According to a schedule hammered out by leaders from both parties, House prosecutors were to respond to Trump’s defence memo, after which arguments would officially begin on the Senate floor on February 9, 2021.

However, the trial schedule, and its substance, were thrown into doubt with the departure of five lawyers on Trump’s defence team – apparently the entire team. The resignations were first reported by CNN, which said the lawyers and Trump disagreed over strategy.

In a sense the resignation of Trump’s lawyers seemed irrelevant, because Republicans are planning to acquit Trump in any case, observed Princeton University historian Julian Zelizer.

“The ‘crisis’ over Trump’s legal team quitting assumes that the substance of the impeachment case will sway Senate Republicans,” Zelizer tweeted.

“Most already have their answer.
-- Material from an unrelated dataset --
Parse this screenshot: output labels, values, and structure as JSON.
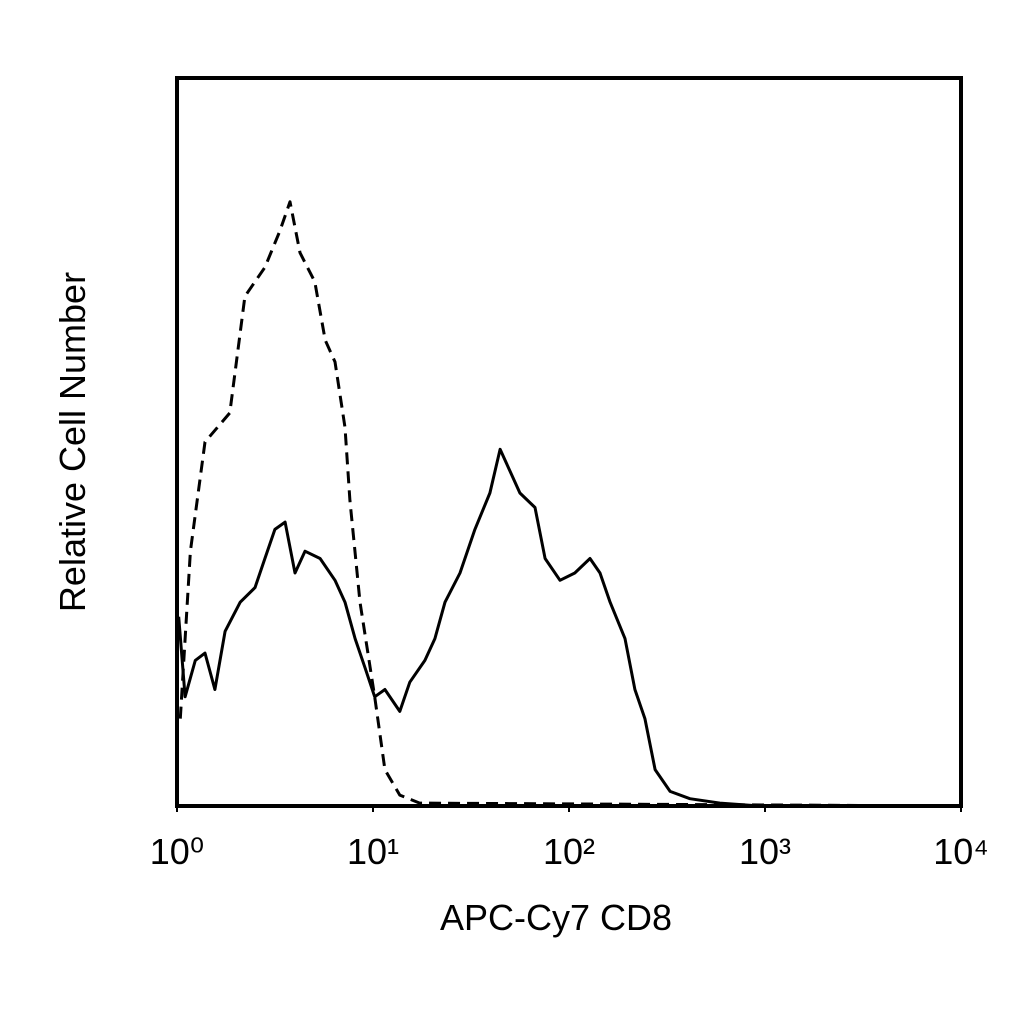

Trump could offer no defence or he can go on the floor to read lines from the Joker movie – they would still vote to acquit.”

Speaking on CNN’s State of the Union show on Sunday morning, Ohio Republican Senator Rob Portman, who announced last week that he will not seek re-election, indicated that any notion of Donald Trump basing his defence in his second impeachment trial on a claim that he actually won the November election, rather than a constitutionality argument, “will not benefit” him.
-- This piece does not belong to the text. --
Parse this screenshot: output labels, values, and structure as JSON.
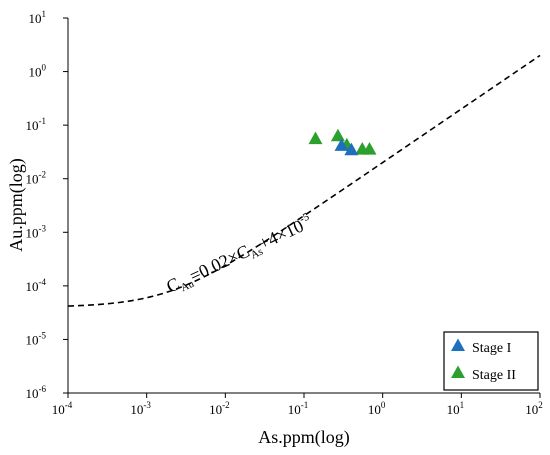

Portman noted that there was not adequate evidence of fraud to change the election result from a victory for Biden and that was “the view of the Trump Department of Justice”, too.

“We need to be very clear to the American people, we have to acknowledge that this election was lost and we have to move on,” Portman said. “Joe Biden was duly elected.”
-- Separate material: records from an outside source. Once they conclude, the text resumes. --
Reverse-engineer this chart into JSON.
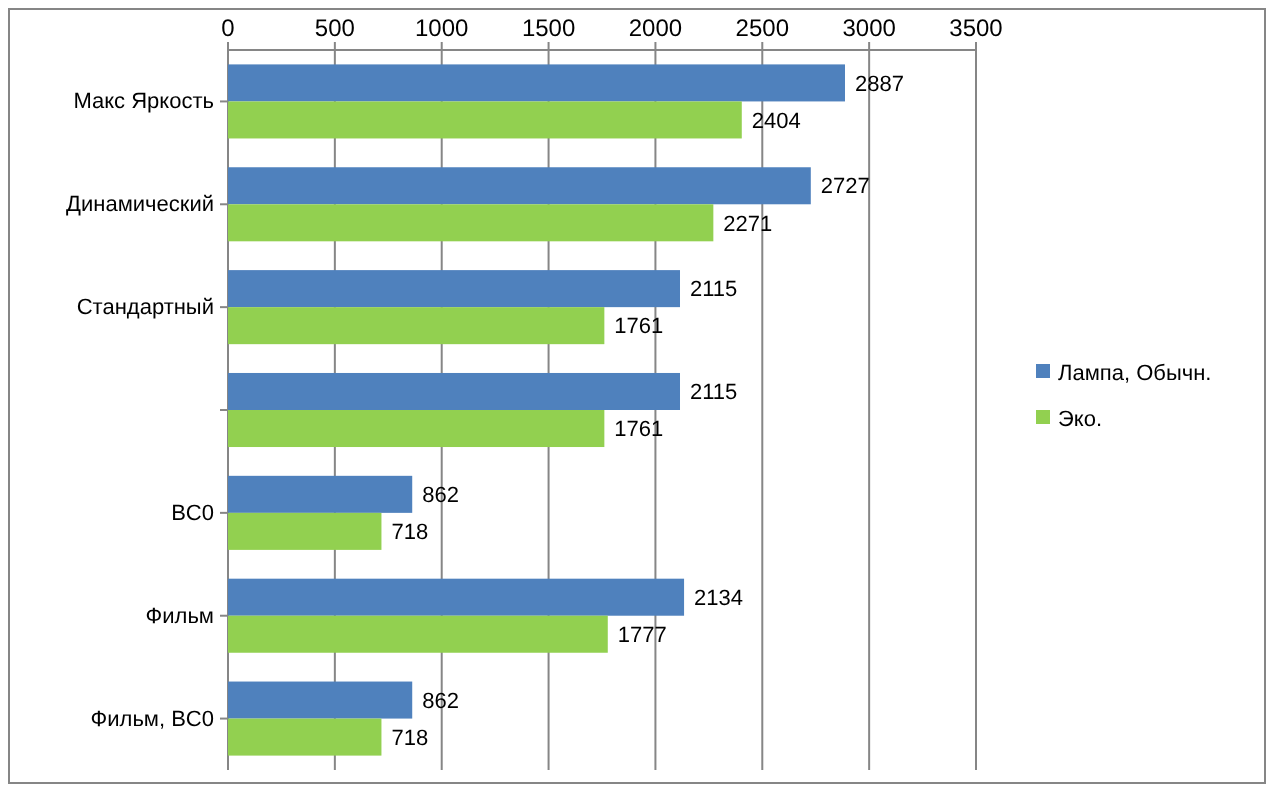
{
  "chart_data": {
    "type": "bar",
    "orientation": "horizontal",
    "categories": [
      "Макс Яркость",
      "Динамический",
      "Стандартный",
      null,
      "BC0",
      "Фильм",
      "Фильм, BC0"
    ],
    "series": [
      {
        "name": "Лампа, Обычн.",
        "color": "#4f81bd",
        "values": [
          2887,
          2727,
          2115,
          2115,
          862,
          2134,
          862
        ]
      },
      {
        "name": "Эко.",
        "color": "#92d050",
        "values": [
          2404,
          2271,
          1761,
          1761,
          718,
          1777,
          718
        ]
      }
    ],
    "xlim": [
      0,
      3500
    ],
    "xticks": [
      0,
      500,
      1000,
      1500,
      2000,
      2500,
      3000,
      3500
    ],
    "grid": "x",
    "legend": "right",
    "data_labels": true
  }
}
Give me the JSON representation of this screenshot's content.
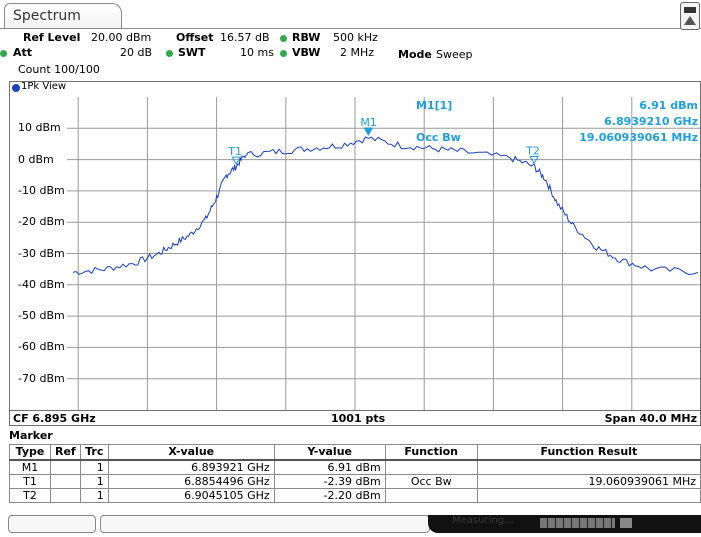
{
  "tab": {
    "title": "Spectrum"
  },
  "settings": {
    "ref_level_label": "Ref Level",
    "ref_level_value": "20.00 dBm",
    "offset_label": "Offset",
    "offset_value": "16.57 dB",
    "rbw_label": "RBW",
    "rbw_value": "500 kHz",
    "att_label": "Att",
    "att_value": "20 dB",
    "swt_label": "SWT",
    "swt_value": "10 ms",
    "vbw_label": "VBW",
    "vbw_value": "2 MHz",
    "mode_label": "Mode",
    "mode_value": "Sweep",
    "count": "Count 100/100",
    "indicator_color": "#2fa84f"
  },
  "view": {
    "label": "1Pk View",
    "dot_color": "#1a3fc8"
  },
  "chart_data": {
    "type": "line",
    "y_ticks": [
      "10 dBm",
      "0 dBm",
      "-10 dBm",
      "-20 dBm",
      "-30 dBm",
      "-40 dBm",
      "-50 dBm",
      "-60 dBm",
      "-70 dBm"
    ],
    "ylim": [
      -80,
      20
    ],
    "xlim": [
      6.875,
      6.915
    ],
    "x_unit": "GHz",
    "grid": true,
    "series": [
      {
        "color": "#1a3fc8",
        "x": [
          6.875,
          6.877,
          6.879,
          6.8805,
          6.8815,
          6.8825,
          6.8835,
          6.8842,
          6.8848,
          6.8854,
          6.886,
          6.888,
          6.89,
          6.892,
          6.8939,
          6.896,
          6.898,
          6.9,
          6.903,
          6.9045,
          6.9052,
          6.906,
          6.907,
          6.9085,
          6.91,
          6.912,
          6.915
        ],
        "y": [
          -36,
          -35,
          -33,
          -30,
          -27,
          -24,
          -19,
          -12,
          -5,
          -2.4,
          1.5,
          2.5,
          3.5,
          4.5,
          6.9,
          4.5,
          3.5,
          2.5,
          0.5,
          -2.2,
          -6,
          -14,
          -21,
          -28,
          -32,
          -35,
          -36
        ]
      }
    ],
    "markers": [
      {
        "name": "M1",
        "x": 6.8939,
        "y": 6.9
      },
      {
        "name": "T1",
        "x": 6.8854496,
        "y": -2.4
      },
      {
        "name": "T2",
        "x": 6.9045105,
        "y": -2.2
      }
    ]
  },
  "marker_info": {
    "title": "M1[1]",
    "value1": "6.91 dBm",
    "value2": "6.8939210 GHz",
    "occ_label": "Occ Bw",
    "occ_value": "19.060939061 MHz"
  },
  "footer": {
    "cf": "CF 6.895 GHz",
    "pts": "1001 pts",
    "span": "Span 40.0 MHz"
  },
  "marker_table": {
    "title": "Marker",
    "headers": [
      "Type",
      "Ref",
      "Trc",
      "X-value",
      "Y-value",
      "Function",
      "Function Result"
    ],
    "rows": [
      {
        "type": "M1",
        "ref": "",
        "trc": "1",
        "x": "6.893921 GHz",
        "y": "6.91 dBm",
        "func": "",
        "result": ""
      },
      {
        "type": "T1",
        "ref": "",
        "trc": "1",
        "x": "6.8854496 GHz",
        "y": "-2.39 dBm",
        "func": "Occ Bw",
        "result": "19.060939061 MHz"
      },
      {
        "type": "T2",
        "ref": "",
        "trc": "1",
        "x": "6.9045105 GHz",
        "y": "-2.20 dBm",
        "func": "",
        "result": ""
      }
    ]
  },
  "status": {
    "measuring": "Measuring..."
  }
}
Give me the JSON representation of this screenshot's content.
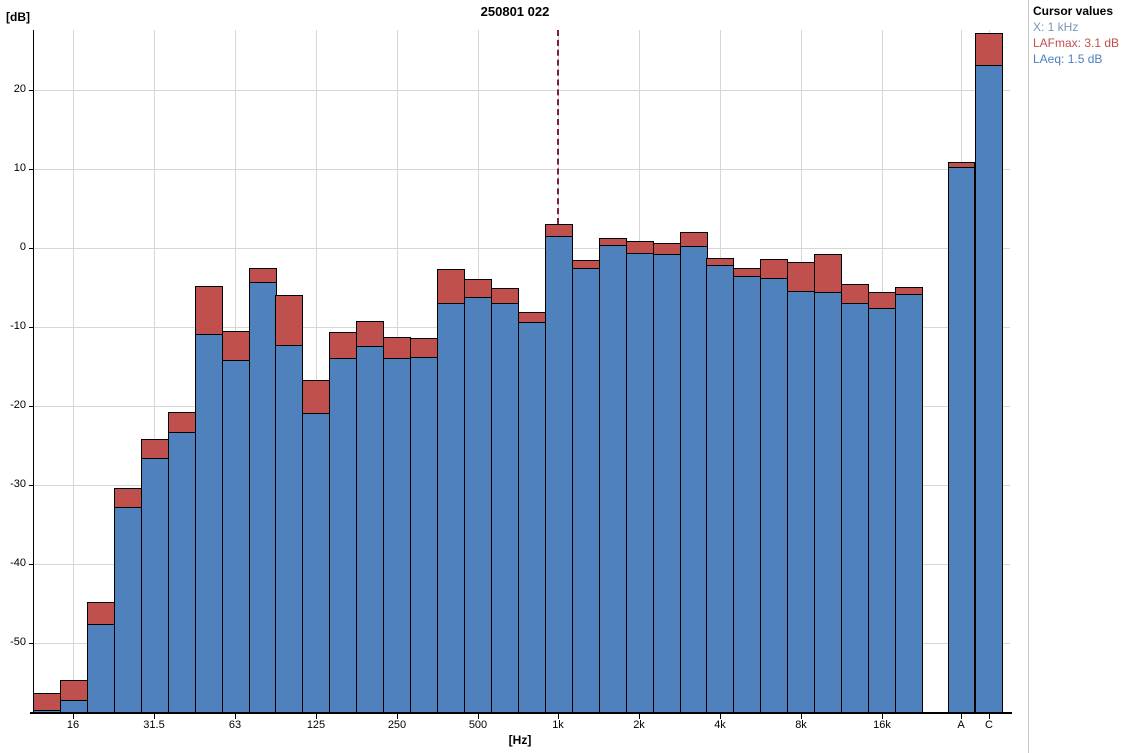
{
  "window": {
    "background": "#ffffff"
  },
  "panel": {
    "title": "Cursor values",
    "lines": [
      {
        "id": "cursor-x-value",
        "label": "X: 1 kHz",
        "color": "#7c96b2"
      },
      {
        "id": "cursor-lafmax-value",
        "label": "LAFmax: 3.1 dB",
        "color": "#c0504d"
      },
      {
        "id": "cursor-laeq-value",
        "label": "LAeq: 1.5 dB",
        "color": "#4f81bd"
      }
    ]
  },
  "chart_data": {
    "type": "bar",
    "title": "250801 022",
    "ylabel": "[dB]",
    "xlabel": "[Hz]",
    "ylim": [
      -58.7,
      27.6
    ],
    "yticks": [
      20,
      10,
      0,
      -10,
      -20,
      -30,
      -40,
      -50
    ],
    "grid": true,
    "legend_position": "none",
    "bands": [
      "12.5",
      "16",
      "20",
      "25",
      "31.5",
      "40",
      "50",
      "63",
      "80",
      "100",
      "125",
      "160",
      "200",
      "250",
      "315",
      "400",
      "500",
      "630",
      "800",
      "1k",
      "1.25k",
      "1.6k",
      "2k",
      "2.5k",
      "3.15k",
      "4k",
      "5k",
      "6.3k",
      "8k",
      "10k",
      "12.5k",
      "16k",
      "20k"
    ],
    "labeled_band_indices": [
      1,
      4,
      7,
      10,
      13,
      16,
      19,
      22,
      25,
      28,
      31
    ],
    "xtick_labels": [
      "16",
      "31.5",
      "63",
      "125",
      "250",
      "500",
      "1k",
      "2k",
      "4k",
      "8k",
      "16k"
    ],
    "series": [
      {
        "name": "LAFmax",
        "color": "#c0504d",
        "values": [
          -56.3,
          -54.7,
          -44.8,
          -30.4,
          -24.2,
          -20.8,
          -4.8,
          -10.5,
          -2.5,
          -5.9,
          -16.7,
          -10.6,
          -9.2,
          -11.3,
          -11.4,
          -2.7,
          -3.9,
          -5.1,
          -8.1,
          3.1,
          -1.5,
          1.3,
          0.9,
          0.6,
          2.0,
          -1.3,
          -2.5,
          -1.4,
          -1.8,
          -0.8,
          -4.6,
          -5.6,
          -4.9
        ]
      },
      {
        "name": "LAeq",
        "color": "#4f81bd",
        "values": [
          -58.4,
          -57.2,
          -47.6,
          -32.8,
          -26.5,
          -23.3,
          -10.9,
          -14.2,
          -4.3,
          -12.2,
          -20.9,
          -13.9,
          -12.4,
          -13.9,
          -13.8,
          -7.0,
          -6.2,
          -7.0,
          -9.4,
          1.5,
          -2.5,
          0.4,
          -0.6,
          -0.8,
          0.3,
          -2.2,
          -3.5,
          -3.8,
          -5.4,
          -5.6,
          -7.0,
          -7.6,
          -5.8
        ]
      }
    ],
    "totals": {
      "labels": [
        "A",
        "C"
      ],
      "LAFmax": [
        10.9,
        27.2
      ],
      "LAeq": [
        10.3,
        23.2
      ]
    },
    "cursor": {
      "band": "1k",
      "x_label": "1 kHz",
      "lafmax_db": 3.1,
      "laeq_db": 1.5,
      "color": "#7b1f3c"
    },
    "colors": {
      "bar_border": "#000000",
      "gridline": "#d6d6d6",
      "axis": "#000000"
    }
  }
}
Trump’s former legal team, which had been led by the South Carolina attorney Butch Bowers, appeared to be crafting a defence that would have challenged the constitutionality of trying a president after he has left office. The team was also expected to argue that Trump’s speech was covered by the first amendment on free speech and did not constitute “incitement.”

In a vote last week, 45 out of 50 Republican senators backed a resolution supporting the argument that it would be unconstitutional to try a former president. Most constitutional scholars disagree sharply, saying there is clear historic precedent for trying defendants who have left office and indeed Trump was still in office when he was impeached.

The departure of Bowers and Deborah Barberi, two South Carolina lawyers, was described by a source familiar with the situation as a “mutual decision”.

Three other lawyers associated with the team, Josh Howard of North Carolina and Johnny Gasser and Greg Harris of South Carolina, also parted ways with Trump, another source said.

It was unclear who would now represent the former president at the trial. His White House lawyers at his first impeachment trial last year, Pat Cipollone and Patrick Philbin, are not expected to be a part of the proceedings.

“The Democrats’ efforts to impeach a president who has already left office is totally unconstitutional and so bad for our country,” said Jason Miller, a Trump adviser.

“In fact, 45 senators have already voted that it is unconstitutional. We have done much work, but have not made a final decision on our legal team, which will be made shortly,” Miller said.

Speaking to civil rights advocate Al Sharpton on MSNBC, Senate majority leader and New York Democrat Chuck Schumer said the House impeachment managers are gathering explicit video and audio of Trump’s comments and the subsequent deadly insurrection at the Capitol on 6 January, as they attempt to overcome resistance from Republicans to the trial and the conviction of the former president,” Axios reported.

They “are going to show the American people, vividly, on film, what happened there in the Capitol, what Trump said,” he said.

Schumer added: “There’s a lot of bull going on with these Republicans … the only healing will come if we take full accountability.”

Meanwhile, Rudy Giuliani is keen to defend Trump in the Senate trial, the New York Times reported, despite the debacle as he led baseless and at times farcical challenges to the election result.

However Giuliani is a potential witness because he addressed the Trump rally on January 6, 2021. – The Guardian with Reuters contributed reporting.